We note that Abadie argues in his brief that there were funds which were seized from his checking account which consisted of annuity benefits and that these funds should be returned to him. We find nothing in the record to show that this issue was presented to and considered by the trial judge. In addition, we find no motion for appeal from any judgment of the trial court of this type filed by Abadie, nor do we find any answer filed by Abadie in this Court pursuant to La.C.C.P. art. 2133. Accordingly, this issue is not properly before us and we decline to address it.
For the above discussed reasons, the judgment of the trial court is affirmed. All costs of this appeal are assessed against appellant, WellTech, Inc.
AFFIRMED.
DUFRESNE, J., concurs.
DUFRESNE, Judge, concurring.
I respectfully concur with the majority opinion. Although I agree that the statutes exempt all proceeds of and payments under annuity policies or plans, I write this concurrence only to urge that the arrangement in this case creates a loop-hole that never was intended to be.

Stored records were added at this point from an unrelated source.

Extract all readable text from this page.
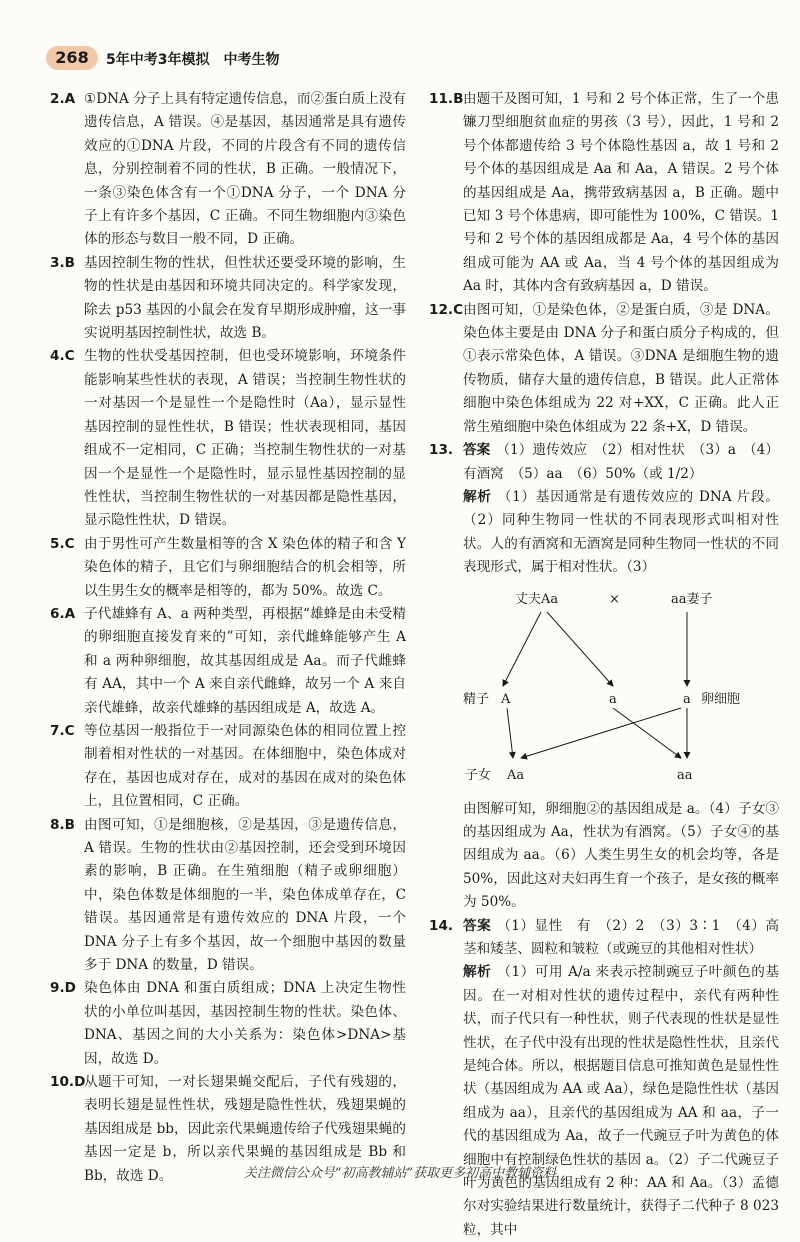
268	5年中考3年模拟　中考生物
2.A ①DNA 分子上具有特定遗传信息，而②蛋白质上没有遗传信息，A 错误。④是基因，基因通常是具有遗传效应的①DNA 片段，不同的片段含有不同的遗传信息，分别控制着不同的性状，B 正确。一般情况下，一条③染色体含有一个①DNA 分子，一个 DNA 分子上有许多个基因，C 正确。不同生物细胞内③染色体的形态与数目一般不同，D 正确。
3.B 基因控制生物的性状，但性状还要受环境的影响，生物的性状是由基因和环境共同决定的。科学家发现，除去 p53 基因的小鼠会在发育早期形成肿瘤，这一事实说明基因控制性状，故选 B。
4.C 生物的性状受基因控制，但也受环境影响，环境条件能影响某些性状的表现，A 错误；当控制生物性状的一对基因一个是显性一个是隐性时（Aa），显示显性基因控制的显性性状，B 错误；性状表现相同，基因组成不一定相同，C 正确；当控制生物性状的一对基因一个是显性一个是隐性时，显示显性基因控制的显性性状，当控制生物性状的一对基因都是隐性基因，显示隐性性状，D 错误。
5.C 由于男性可产生数量相等的含 X 染色体的精子和含 Y 染色体的精子，且它们与卵细胞结合的机会相等，所以生男生女的概率是相等的，都为 50%。故选 C。
6.A 子代雄蜂有 A、a 两种类型，再根据“雄蜂是由未受精的卵细胞直接发育来的”可知，亲代雌蜂能够产生 A 和 a 两种卵细胞，故其基因组成是 Aa。而子代雌蜂有 AA，其中一个 A 来自亲代雌蜂，故另一个 A 来自亲代雄蜂，故亲代雄蜂的基因组成是 A，故选 A。
7.C 等位基因一般指位于一对同源染色体的相同位置上控制着相对性状的一对基因。在体细胞中，染色体成对存在，基因也成对存在，成对的基因在成对的染色体上，且位置相同，C 正确。
8.B 由图可知，①是细胞核，②是基因，③是遗传信息，A 错误。生物的性状由②基因控制，还会受到环境因素的影响，B 正确。在生殖细胞（精子或卵细胞）中，染色体数是体细胞的一半，染色体成单存在，C 错误。基因通常是有遗传效应的 DNA 片段，一个 DNA 分子上有多个基因，故一个细胞中基因的数量多于 DNA 的数量，D 错误。
9.D 染色体由 DNA 和蛋白质组成；DNA 上决定生物性状的小单位叫基因，基因控制生物的性状。染色体、DNA、基因之间的大小关系为：染色体>DNA>基因，故选 D。
10.D
从题干可知，一对长翅果蝇交配后，子代有残翅的，表明长翅是显性性状，残翅是隐性性状，残翅果蝇的基因组成是 bb，因此亲代果蝇遗传给子代残翅果蝇的基因一定是 b，所以亲代果蝇的基因组成是 Bb 和 Bb，故选 D。
11.B 由题干及图可知，1 号和 2 号个体正常，生了一个患镰刀型细胞贫血症的男孩（3 号），因此，1 号和 2 号个体都遗传给 3 号个体隐性基因 a，故 1 号和 2 号个体的基因组成是 Aa 和 Aa，A 错误。2 号个体的基因组成是 Aa，携带致病基因 a，B 正确。题中已知 3 号个体患病，即可能性为 100%，C 错误。1 号和 2 号个体的基因组成都是 Aa，4 号个体的基因组成可能为 AA 或 Aa，当 4 号个体的基因组成为 Aa 时，其体内含有致病基因 a，D 错误。
12.C 由图可知，①是染色体，②是蛋白质，③是 DNA。染色体主要是由 DNA 分子和蛋白质分子构成的，但①表示常染色体，A 错误。③DNA 是细胞生物的遗传物质，储存大量的遗传信息，B 错误。此人正常体细胞中染色体组成为 22 对+XX，C 正确。此人正常生殖细胞中染色体组成为 22 条+X，D 错误。
13. 答案 （1）遗传效应　（2）相对性状　（3）a　（4）有酒窝　（5）aa　（6）50%（或 1/2）
解析 （1）基因通常是有遗传效应的 DNA 片段。（2）同种生物同一性状的不同表现形式叫相对性状。人的有酒窝和无酒窝是同种生物同一性状的不同表现形式，属于相对性状。（3）
丈夫Aa	×	aa妻子
精子 A	a	a 卵细胞
子女 Aa	aa
由图解可知，卵细胞②的基因组成是 a。（4）子女③的基因组成为 Aa，性状为有酒窝。（5）子女④的基因组成为 aa。（6）人类生男生女的机会均等，各是 50%，因此这对夫妇再生育一个孩子，是女孩的概率为 50%。
14. 答案 （1）显性　有　（2）2　（3）3∶1　（4）高茎和矮茎、圆粒和皱粒（或豌豆的其他相对性状）
解析 （1）可用 A/a 来表示控制豌豆子叶颜色的基因。在一对相对性状的遗传过程中，亲代有两种性状，而子代只有一种性状，则子代表现的性状是显性性状，在子代中没有出现的性状是隐性性状，且亲代是纯合体。所以，根据题目信息可推知黄色是显性性状（基因组成为 AA 或 Aa），绿色是隐性性状（基因组成为 aa），且亲代的基因组成为 AA 和 aa，子一代的基因组成为 Aa，故子一代豌豆子叶为黄色的体细胞中有控制绿色性状的基因 a。（2）子二代豌豆子叶为黄色的基因组成有 2 种：AA 和 Aa。（3）孟德尔对实验结果进行数量统计，获得子二代种子 8 023 粒，其中
关注微信公众号“初高教辅站”获取更多初高中教辅资料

Such a scheme or plan needs to be addressed by the legislature, otherwise anyone who is owed a substantial sum of money or obtains an award or judgment can have the proceeds placed out of reach of his creditors.
NOTES
[1] Abadie filed an appeal from that ruling. This Court, on the same date as the date of this opinion affirmed the decision of the trial judge finding that the Texas judgment was enforceable. See WellTech, Inc. v. Peter J. Abadie, Jr., et al, 95-620, 666 So. 2d 1234 (La.App. 5th Cir. 1996).